N.T. Wright's aim in this work is to explore the person of Jesus from post-Enlightenment eyes. He addresses the issues from a different stance than the typical liberal or fundamentalist: He affirms that Jesus actually existed but that He (Jesus) saw himself differently than we see Him. Wright says that he has three concerns in this book: historical integrity in talking about Jesus, Christian discipleship that professes to follow Jesus, and empowering Christians with a vision that will transform the world (10-11).

The Challenge of Studying Jesus
In the first chapter Wright discusses the recent history of the "Quest for the Historical Jesus," noting that a merely "supernatural" Jesus-a Jesus that actually lived and was divine in our sense of the word-can easily degenerate into the "Superman" myth, a myth that is actually a dualistic corruption of Christianity (15). That being said, Wright then critiques liberal scholars for dismissing the Scriptures outright while trying to speak confidently of the most important person of the Scriptures. In this chapter Wright sets the tone for much of the book: "Christianity, as we shall see, began with the througoughly Jewish belief that world history was focused on a single geographical place and a single moment in time...The living God would defeat evil once and for all and create a new world of justice and peace" (21-22). Wright will take this theme and tie it in with the "exile-exodus" theme for an early Christian narrative built on a Jewish worldview.

The Challenge of the Kingdom
The challenge of the Kingdom was a challenge that was first given to the nation of Israel. Christians, like the Israelites, were called to be a light to the Gentiles. Israel's failure to be that light merited its judgment that was played out in the Exile. The message that Jesus preached was, among other things, a repeating of this agenda. Jesus preached his message using symbols and confronting other kingdom agendas: the Herodian compromise, the Zealot revolt, the Qumran pietism. Wright takes a parable dear to many Evangelicals and interprets it through the lens of Exile and Restoration. Instead of the Prodigal Son merely being a message about forgiveness, it was an announcement that the return from Exile was happening through Jesus' own work (42). In calling His people "Jesus was calling them to give up their agendas and to trust him for his way of being Israel, his way of bringing the Kingdom, His kingdom-agenda"(44). 

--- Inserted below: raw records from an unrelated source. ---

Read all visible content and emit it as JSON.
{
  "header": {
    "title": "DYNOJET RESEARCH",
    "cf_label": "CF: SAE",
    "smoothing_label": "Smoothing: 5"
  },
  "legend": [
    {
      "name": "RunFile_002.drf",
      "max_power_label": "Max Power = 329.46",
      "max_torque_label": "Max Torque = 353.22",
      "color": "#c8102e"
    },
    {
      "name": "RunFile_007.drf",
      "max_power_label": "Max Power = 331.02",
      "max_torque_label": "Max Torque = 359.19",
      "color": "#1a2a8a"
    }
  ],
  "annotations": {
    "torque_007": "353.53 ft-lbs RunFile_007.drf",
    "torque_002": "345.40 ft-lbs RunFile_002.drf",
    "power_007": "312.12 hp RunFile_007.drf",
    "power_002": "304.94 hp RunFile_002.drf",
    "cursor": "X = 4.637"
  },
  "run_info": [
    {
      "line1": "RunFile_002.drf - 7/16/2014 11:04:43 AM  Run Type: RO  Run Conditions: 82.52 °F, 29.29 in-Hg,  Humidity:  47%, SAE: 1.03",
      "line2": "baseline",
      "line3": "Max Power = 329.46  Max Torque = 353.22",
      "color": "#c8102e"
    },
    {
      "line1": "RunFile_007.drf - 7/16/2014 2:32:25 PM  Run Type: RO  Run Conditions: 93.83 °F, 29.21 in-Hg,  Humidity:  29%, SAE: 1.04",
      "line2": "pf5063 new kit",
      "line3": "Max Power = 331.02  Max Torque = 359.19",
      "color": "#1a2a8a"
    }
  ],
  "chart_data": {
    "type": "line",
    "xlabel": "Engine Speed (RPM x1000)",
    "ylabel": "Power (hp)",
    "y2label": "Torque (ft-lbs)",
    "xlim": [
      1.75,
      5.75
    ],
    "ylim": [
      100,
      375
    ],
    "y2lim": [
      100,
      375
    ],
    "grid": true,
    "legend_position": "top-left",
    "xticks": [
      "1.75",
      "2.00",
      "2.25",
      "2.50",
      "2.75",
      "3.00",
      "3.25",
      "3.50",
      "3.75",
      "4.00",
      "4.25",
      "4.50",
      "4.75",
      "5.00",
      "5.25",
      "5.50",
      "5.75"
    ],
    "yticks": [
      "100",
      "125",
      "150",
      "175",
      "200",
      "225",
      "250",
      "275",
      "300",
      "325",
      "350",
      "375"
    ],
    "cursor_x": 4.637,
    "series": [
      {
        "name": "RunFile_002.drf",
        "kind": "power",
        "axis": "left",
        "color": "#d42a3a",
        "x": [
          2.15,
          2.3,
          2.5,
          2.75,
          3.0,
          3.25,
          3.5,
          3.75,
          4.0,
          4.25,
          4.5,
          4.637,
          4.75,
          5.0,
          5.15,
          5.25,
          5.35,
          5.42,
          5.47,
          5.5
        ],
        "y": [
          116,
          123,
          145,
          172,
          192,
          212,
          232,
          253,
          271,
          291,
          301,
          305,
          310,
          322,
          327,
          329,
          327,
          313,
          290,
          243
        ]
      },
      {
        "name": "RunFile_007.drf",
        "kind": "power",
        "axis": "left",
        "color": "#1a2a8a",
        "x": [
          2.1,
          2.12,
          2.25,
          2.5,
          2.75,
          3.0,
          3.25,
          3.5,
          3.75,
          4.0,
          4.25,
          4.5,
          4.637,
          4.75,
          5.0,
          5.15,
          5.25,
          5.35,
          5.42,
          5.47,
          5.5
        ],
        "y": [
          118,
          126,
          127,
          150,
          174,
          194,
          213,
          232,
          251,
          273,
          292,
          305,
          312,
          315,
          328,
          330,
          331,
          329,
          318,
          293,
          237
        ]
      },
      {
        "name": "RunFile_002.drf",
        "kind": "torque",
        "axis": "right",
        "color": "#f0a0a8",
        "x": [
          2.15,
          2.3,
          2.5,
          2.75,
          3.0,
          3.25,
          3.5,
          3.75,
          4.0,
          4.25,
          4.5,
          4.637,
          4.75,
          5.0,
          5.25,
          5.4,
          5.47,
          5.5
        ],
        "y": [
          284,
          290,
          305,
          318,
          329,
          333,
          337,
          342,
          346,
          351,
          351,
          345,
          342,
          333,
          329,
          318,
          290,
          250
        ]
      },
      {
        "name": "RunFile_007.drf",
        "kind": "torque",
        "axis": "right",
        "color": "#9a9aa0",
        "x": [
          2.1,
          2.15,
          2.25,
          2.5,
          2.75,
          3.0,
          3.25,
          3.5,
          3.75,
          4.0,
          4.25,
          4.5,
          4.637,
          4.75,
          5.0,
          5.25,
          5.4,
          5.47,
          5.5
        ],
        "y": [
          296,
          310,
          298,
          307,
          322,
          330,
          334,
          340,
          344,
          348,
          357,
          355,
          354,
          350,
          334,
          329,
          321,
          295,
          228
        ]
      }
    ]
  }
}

The Challenge of the Symbols
Jesus' challenge of the symbols was a challenge to the Jews to let their symbols go. The symbols that the Jews cherished were leading them to destruction. The challenge of the symbols must be seen in light of a political agenda generated by eschatology. Jesus did not reinforce, but challenge the revolutionary zeal (58). The Sabbath. When Jesus picked grain on the sabbath he brought down the Jews question of "Does He exhibit symbolic action by which a loyal Jew would show gratitude to God"(60). Instead of seeing Herod's temple as the Incarnation of God to His people, Jesus was the Temple and so, the Incarnation to the Jews.

The Crucified Messiah
Jesus saw himself as the temple consummating what the sacrifical system pointed to. Jesus saved his people from the exile of sin that they were in-he was telling them that the exile had ended. The challenge to the Jews was that they must see him as the new Temple and the new hope for Israel. Clinging to the physical temple would not save them from the Romans. If the Romans crucified the Messiah, the leader of Israel, how much more so would they judge the Jews? Why did Jesus have to die? He had to die to undergo the punishment that would fall on the nation.

Jesus and God
Before answering the question, "Was Jesus God?" Wright first defines what God is with reference to 1st-Century Judaism: a) God had created the world and b) will come again to vindicate his people. Wright answers in the affirmative and then qualifies it by noting: 1) the Temple was the incatnational reality of the Jews-Jesus was the temple according to the prophecy given to David in Second Samuel. Furthermore, Jesus viewed the Torah as the Word of God administering the "Shekinah" among his people-Jesus assumed both roles.

The Challenge of Easter
Wright argues for the Resurrection (the full argument is too deep for a book review) by noting that Christiantiy arose as a "kingdome-movement, a resurrection-movement, and a Messianic-movement." Wright then employs Paul's argument for the Resurrection by noting: the Resurrection meant that the Scriptures had been fulfilled, the old-age had passed away, and the Kingdom of God had arrived. If that is so, the Resurrection is the future re-embodiment of the Christian dead and the em-bodiment of the Christian living.

Thanks everybody,

Regards,

Jacob


----------